ベイルート中心部のホテル建物にイスラエル攻撃、4人死亡 子どもも負傷
レバノンの首都ベイルート中心部で8日未明(現地時間)、ホテル建物内のアパートにイスラエルの攻撃があり、少なくとも4人が死亡しました。交戦が再燃して以降、ベイルート中心部を直接狙った攻撃は初めてとされ、軍事行動の範囲が広がるのかが注目されています。
何が起きたのか:ラマダホテル建物内のアパートが被害
攻撃を受けたのは、ベイルート中心部のラウシェ(Raouche)地区にあるラマダホテルの建物内の一室で、ロイター通信の記者は、4階の角部屋付近の窓が割れ、外壁が黒く焦げたように見える状況を確認したとしています。

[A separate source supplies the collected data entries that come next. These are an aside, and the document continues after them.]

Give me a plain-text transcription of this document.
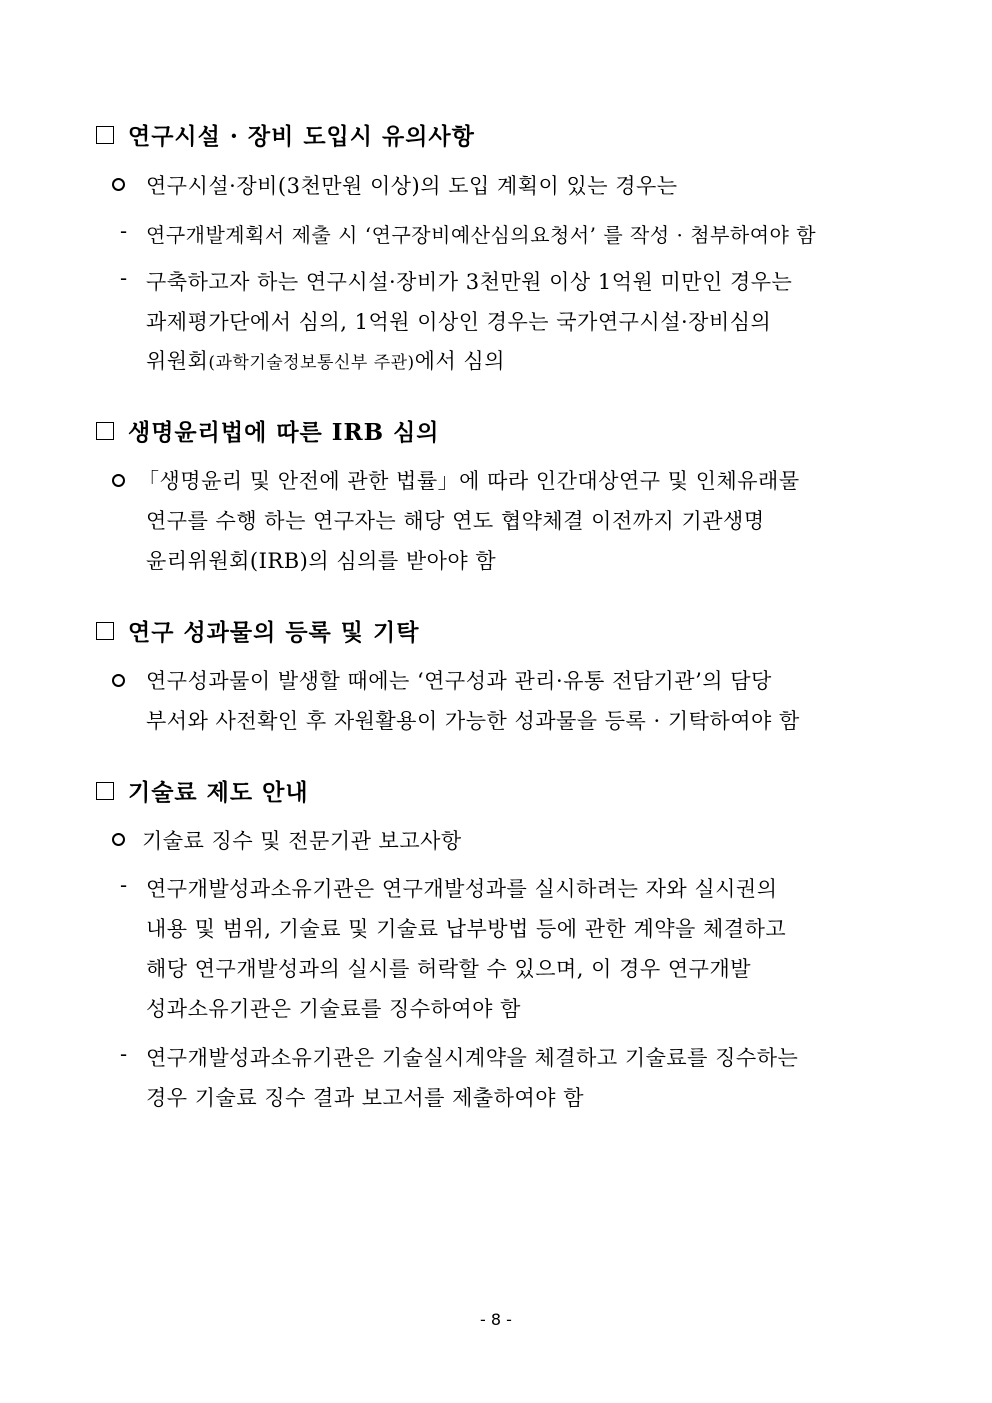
연구시설 · 장비 도입시 유의사항
연구시설·장비(3천만원 이상)의 도입 계획이 있는 경우는
- 연구개발계획서 제출 시 ‘연구장비예산심의요청서’ 를 작성 · 첨부하여야 함
- 구축하고자 하는 연구시설·장비가 3천만원 이상 1억원 미만인 경우는
과제평가단에서 심의, 1억원 이상인 경우는 국가연구시설·장비심의
위원회(과학기술정보통신부 주관)에서 심의
생명윤리법에 따른 IRB 심의
「생명윤리 및 안전에 관한 법률」에 따라 인간대상연구 및 인체유래물
연구를 수행 하는 연구자는 해당 연도 협약체결 이전까지 기관생명
윤리위원회(IRB)의 심의를 받아야 함
연구 성과물의 등록 및 기탁
연구성과물이 발생할 때에는 ‘연구성과 관리·유통 전담기관’의 담당
부서와 사전확인 후 자원활용이 가능한 성과물을 등록 · 기탁하여야 함
기술료 제도 안내
기술료 징수 및 전문기관 보고사항
- 연구개발성과소유기관은 연구개발성과를 실시하려는 자와 실시권의
내용 및 범위, 기술료 및 기술료 납부방법 등에 관한 계약을 체결하고
해당 연구개발성과의 실시를 허락할 수 있으며, 이 경우 연구개발
성과소유기관은 기술료를 징수하여야 함
- 연구개발성과소유기관은 기술실시계약을 체결하고 기술료를 징수하는
경우 기술료 징수 결과 보고서를 제출하여야 함
- 8 -
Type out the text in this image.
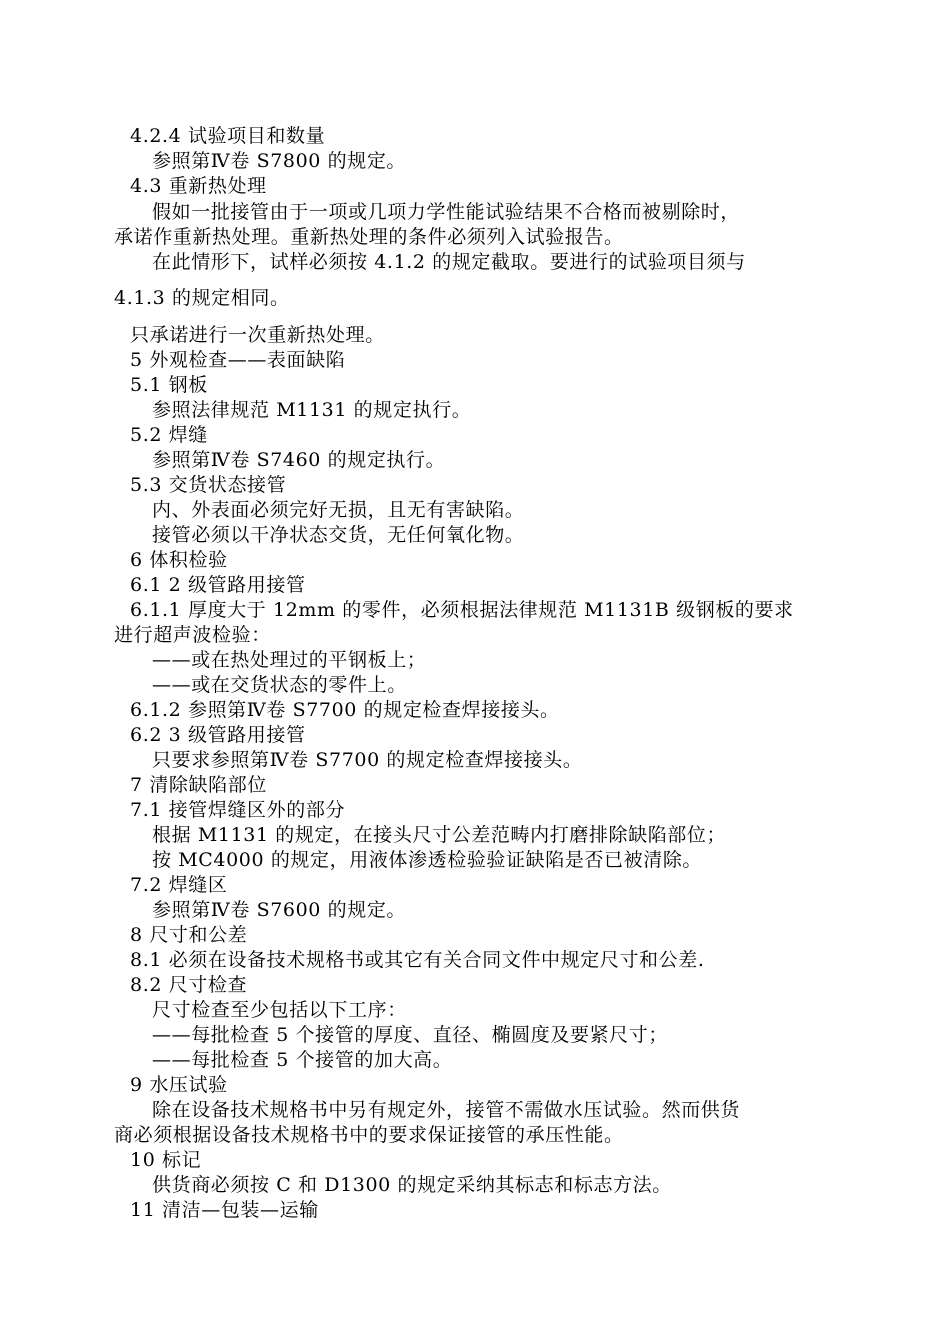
4.2.4 试验项目和数量
参照第Ⅳ卷 S7800 的规定。
4.3 重新热处理
假如一批接管由于一项或几项力学性能试验结果不合格而被剔除时，
承诺作重新热处理。重新热处理的条件必须列入试验报告。
在此情形下，试样必须按 4.1.2 的规定截取。要进行的试验项目须与
4.1.3 的规定相同。
只承诺进行一次重新热处理。
5 外观检查——表面缺陷
5.1 钢板
参照法律规范 M1131 的规定执行。
5.2 焊缝
参照第Ⅳ卷 S7460 的规定执行。
5.3 交货状态接管
内、外表面必须完好无损，且无有害缺陷。
接管必须以干净状态交货，无任何氧化物。
6 体积检验
6.1 2 级管路用接管
6.1.1 厚度大于 12mm 的零件，必须根据法律规范 M1131B 级钢板的要求
进行超声波检验：
——或在热处理过的平钢板上；
——或在交货状态的零件上。
6.1.2 参照第Ⅳ卷 S7700 的规定检查焊接接头。
6.2 3 级管路用接管
只要求参照第Ⅳ卷 S7700 的规定检查焊接接头。
7 清除缺陷部位
7.1 接管焊缝区外的部分
根据 M1131 的规定，在接头尺寸公差范畴内打磨排除缺陷部位；
按 MC4000 的规定，用液体渗透检验验证缺陷是否已被清除。
7.2 焊缝区
参照第Ⅳ卷 S7600 的规定。
8 尺寸和公差
8.1 必须在设备技术规格书或其它有关合同文件中规定尺寸和公差.
8.2 尺寸检查
尺寸检查至少包括以下工序：
——每批检查 5 个接管的厚度、直径、椭圆度及要紧尺寸；
——每批检查 5 个接管的加大高。
9 水压试验
除在设备技术规格书中另有规定外，接管不需做水压试验。然而供货
商必须根据设备技术规格书中的要求保证接管的承压性能。
10 标记
供货商必须按 C 和 D1300 的规定采纳其标志和标志方法。
11 清洁—包装—运输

レバノン保健省の発表では、この攻撃で10人が負傷しました。
子どもが負傷:避難者が滞在する地域での攻撃
ラウシェ地区は海沿いの観光地として知られますが、ここ数日は、南部やベイルート南郊での攻撃から逃れてきた避難者が流入していたと伝えられています。避難者の一部はラマダホテルに滞在しており、攻撃後、さらなる空爆を恐れて建物を離れる人の姿もあったといいます。
報道によると、近くに滞在していた避難者の男性は、午前3時半ごろに攻撃があったと話し、3人の子どもが衝撃で負傷して近隣の病院で治療を受け、手術が必要になる見通しだと述べました。
イスラエル側の説明:イランの司令官を標的と主張
イスラエルは、レバノンの首都で活動するイランの精鋭部隊とされる革命防衛隊(IRGC)のコッズ部隊の「重要な司令官」を標的にしたと説明しました。ただし、氏名は公表していません。
また、イスラエル軍は声明で、コッズ部隊のレバノン部門の司令官らがイスラエルに対する攻撃を進めていたと主張しています(主張の具体的根拠や詳細はこの断片情報内では示されていません)。
交戦再燃の流れ:ベイルート中心部への波及が焦点に
今回の攻撃は、先週にイスラエルとヒズボラの交戦が再燃した後、ベイルート中心部での初の攻撃とされ、従来ヒズボラの拠点とみなされがちな地域以外へも攻撃が広がるのではないか、という懸念を呼んでいます。
報道では、週明けにヒズボラがイスラエルに対してロケット弾や無人機で攻撃を行い、これに対してイスラエルがレバノン南部・東部、さらにベイルート近郊にも強い攻撃を加えたとされています。
追加の動き:イラン関係者への警告、レバノン側の対応
イスラエルはこのところ、レバノンにいるイラン関係者に対し退去を警告したとも伝えられ、今週に入ってからは在レバノン・イラン大使館近くの地域が攻撃されたとも報じられています。
また、報道によれば、イラン国籍者がここ数日で出国し、レバノン政府はレバノン国内の革命防衛隊員を逮捕し国外退去させるよう当局に命じたとされています。ただ、実際に執行されたかどうかは不明とされています。ヒズボラ幹部は、レバノン国内にイラン部隊が地上展開していることを否定したとも伝えられています。
いま読者が押さえておきたいポイント
- 攻撃地点:観光地でもあるベイルート中心部(ラウシェ地区)で、避難者が増えていた地域
- 人的被害:少なくとも4人死亡、10人負傷(子どもの負傷も報道)
- 意味合い:交戦再燃後、ベイルート中心部への攻撃は初めてとされ、緊張の拡大が焦点
- 当事者の主張:イスラエルはイランの司令官を標的にしたと説明、ヒズボラ側は地上展開を否定と報道
現地では、軍事目標の主張と、避難者や子どもを含む民間人の被害という現実が同時に突きつけられています。今後、攻撃が首都の中心部に常態化するのか、また周辺地域の避難と医療体制にどのような負荷がかかるのかが、目の離せない論点になりそうです。